Evaluate `int e^(x) cos^(2) x dx`

To evaluate the integral \( \int e^x \cos^2 x \, dx \), we will follow these steps: ### Step 1: Rewrite the integral Let \( I = \int e^x \cos^2 x \, dx \).
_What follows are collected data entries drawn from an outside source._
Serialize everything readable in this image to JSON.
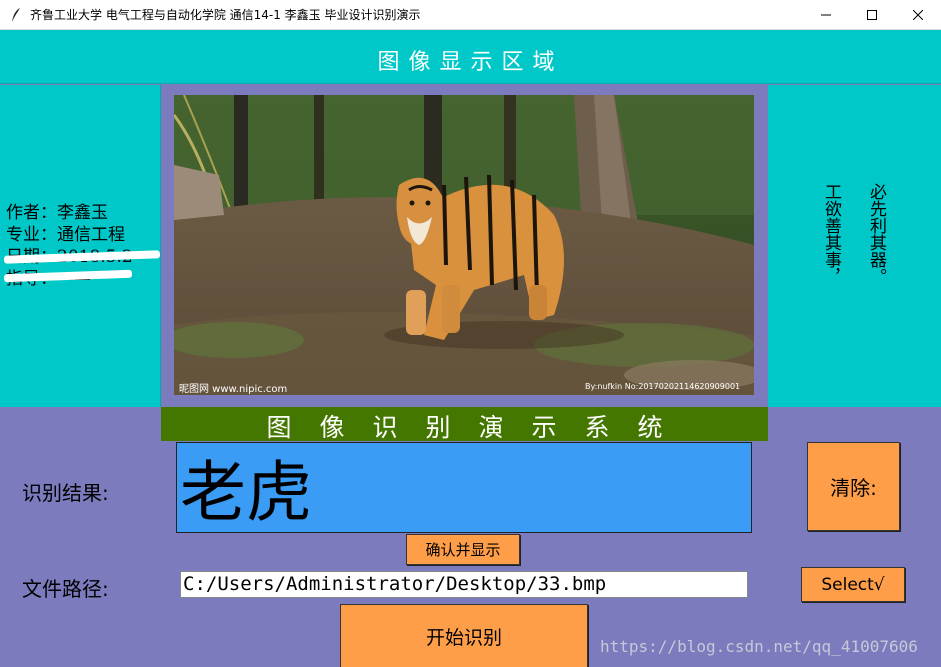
{
  "window": {
    "title": "齐鲁工业大学 电气工程与自动化学院 通信14-1 李鑫玉  毕业设计识别演示"
  },
  "header": {
    "title": "图像显示区域"
  },
  "author_info": {
    "line1": "作者：李鑫玉",
    "line2": "专业：通信工程",
    "line3": "日期：2018.5.2",
    "line4": "指导：——"
  },
  "motto": {
    "col1": "工欲善其事，",
    "col2": "必先利其器。"
  },
  "image": {
    "watermark_left": "昵图网 www.nipic.com",
    "watermark_right": "By:nufkin No:20170202114620909001"
  },
  "banner": {
    "title": "图像识别演示系统"
  },
  "result": {
    "label": "识别结果:",
    "value": "老虎",
    "clear_label": "清除:"
  },
  "confirm_label": "确认并显示",
  "file": {
    "label": "文件路径:",
    "path": "C:/Users/Administrator/Desktop/33.bmp",
    "select_label": "Select√"
  },
  "start_label": "开始识别",
  "url_watermark": "https://blog.csdn.net/qq_41007606",
  "colors": {
    "cyan": "#00c8c8",
    "purple": "#7b7bbd",
    "green": "#447700",
    "orange": "#ff9e48",
    "blue": "#3a9cf5"
  }
}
Using the identity \( \cos^2 x = \frac{1 + \cos 2x}{2} \), we can rewrite the integral as: \[ I = \int e^x \left( \frac{1 + \cos 2x}{2} \right) \, dx = \frac{1}{2} \int e^x \, dx + \frac{1}{2} \int e^x \cos 2x \, dx \] ### Step 2: Evaluate the first integral The first integral is straightforward: \[ \frac{1}{2} \int e^x \, dx = \frac{1}{2} e^x + C_1 \] ### Step 3: Set up the second integral Let \( I_1 = \int e^x \cos 2x \, dx \). We will need to use integration by parts for this integral. ### Step 4: Apply integration by parts Using integration by parts, let: - \( u = \cos 2x \) (thus \( du = -2 \sin 2x \, dx \)) - \( dv = e^x \, dx \) (thus \( v = e^x \)) Applying integration by parts: \[ I_1 = e^x \cos 2x - \int e^x (-2 \sin 2x) \, dx \] \[ I_1 = e^x \cos 2x + 2 \int e^x \sin 2x \, dx \] ### Step 5: Set up the new integral Let \( I_2 = \int e^x \sin 2x \, dx \). We will also apply integration by parts here: - \( u = \sin 2x \) (thus \( du = 2 \cos 2x \, dx \)) - \( dv = e^x \, dx \) (thus \( v = e^x \)) Applying integration by parts: \[ I_2 = e^x \sin 2x - \int e^x (2 \cos 2x) \, dx \] \[ I_2 = e^x \sin 2x - 2 I_1 \] ### Step 6: Substitute back Now we have two equations: 1. \( I_1 = e^x \cos 2x + 2 I_2 \) 2. \( I_2 = e^x \sin 2x - 2 I_1 \) Substituting \( I_2 \) into the equation for \( I_1 \): \[ I_1 = e^x \cos 2x + 2 \left( e^x \sin 2x - 2 I_1 \right) \] \[ I_1 = e^x \cos 2x + 2 e^x \sin 2x - 4 I_1 \] \[ 5 I_1 = e^x \cos 2x + 2 e^x \sin 2x \] \[ I_1 = \frac{1}{5} e^x \cos 2x + \frac{2}{5} e^x \sin 2x \] ### Step 7: Substitute \( I_1 \) back into \( I \) Now substitute \( I_1 \) back into the expression for \( I \): \[ I = \frac{1}{2} e^x + \frac{1}{2} I_1 \] \[ I = \frac{1}{2} e^x + \frac{1}{2} \left( \frac{1}{5} e^x \cos 2x + \frac{2}{5} e^x \sin 2x \right) \] \[ I = \frac{1}{2} e^x + \frac{1}{10} e^x \cos 2x + \frac{1}{5} e^x \sin 2x \] ### Step 8: Combine and simplify Combining terms: \[ I = \frac{5}{10} e^x + \frac{1}{10} e^x \cos 2x + \frac{2}{10} e^x \sin 2x \] \[ I = \frac{1}{10} e^x (5 + \cos 2x + 2 \sin 2x) + C \] ### Final Answer Thus, the final result is: \[ \int e^x \cos^2 x \, dx = \frac{1}{10} e^x (5 + \cos 2x + 2 \sin 2x) + C \]